In my view, Pakistan has the potential to become a maritime power. We have all the ingredients, what is lacking is the real understanding of the subject. We are developing our fisheries sector; a brand-new comprehensive fishing policy has been made. We’ve also prepared a policy to import ships, duty free, for local and foreign investors to register their shipping companies in Pakistan. We are trying to decrease the freight-incurred burden of foreign exchange. Digitisation is essential to make ports efficient, and for that we’ve created posts for IT general managers.
There are several ways to help the economy. Having studied and visited many important ports in different countries, the model that I wish to follow is that of the Port Authority of New York and New Jersey (PANYNJ). New York was a port, prices of its real estate assets kept rising, and warehouses and storage facilities were moved to New Jersey. Through their real estate assets, PANYNJ built much of New York. Even JFK, Le Guardia and Newark are owned by PANYNJ. But most of their cargo income is through cargo facilities in New Jersey.
With the KPT land in the city of Karachi integrated with the transhipment model of Gwadar, I’m certain Pakistan’s maritime power has immense potential. Full implementation of our initiatives will be in the next one and a half year.
The other ambitious project is the Karachi Coastal Comprehensive Development Zone (KCCDZ), a 3.5 billion Chinese investment. Groundwork is being done, feasibility study reports have been made, and once the financial foundations are laid, brick and mortar development will commence. KCCDZ, a state-of-the-art project under CPEC, will have a water treatment plant; mangroves; 20-25,000 no-cost and low-cost houses for the Machar Colony residents; an industrial complex; high, middle, and low-end residential units; four new berths; and processing plants for new fisheries.

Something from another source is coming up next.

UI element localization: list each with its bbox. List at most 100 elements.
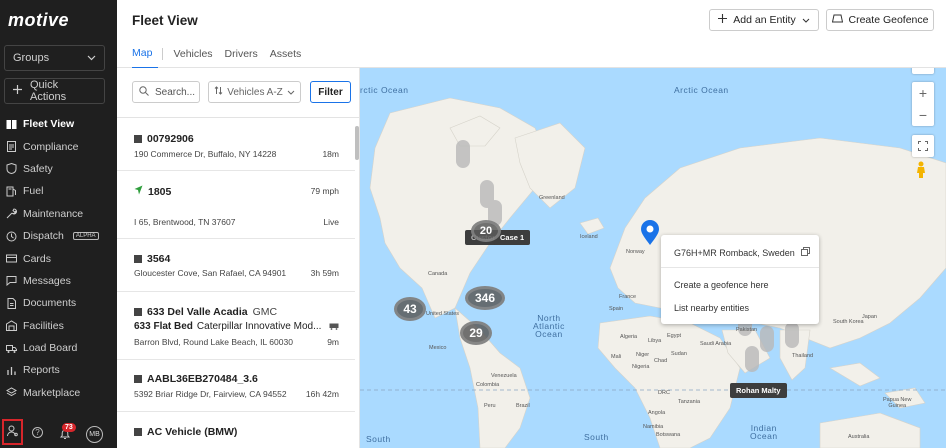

Prime Minister Khan does not make proclamations to make Pakistan a global power; he wants to make Pakistan a welfare state. When you become a welfare state, you invariably become an economic power. First, we must become a welfare state, think about our people, and have compassion for one another. Before we become any kind of a power, we must try to become empathetic humans. Educate our people. Pehle qaum bano, mulk khud ban jai ga. Become a nation before becoming a state.
We will do it. InshaAllah. It’s not that simple though. Have we fixed everything? Not at all. Are we going in the right direction? Yes. Changing the status quo is incredibly difficult. It took Imran Khan 22 years to come into power, and that was because people took a long time to understand what he stood for.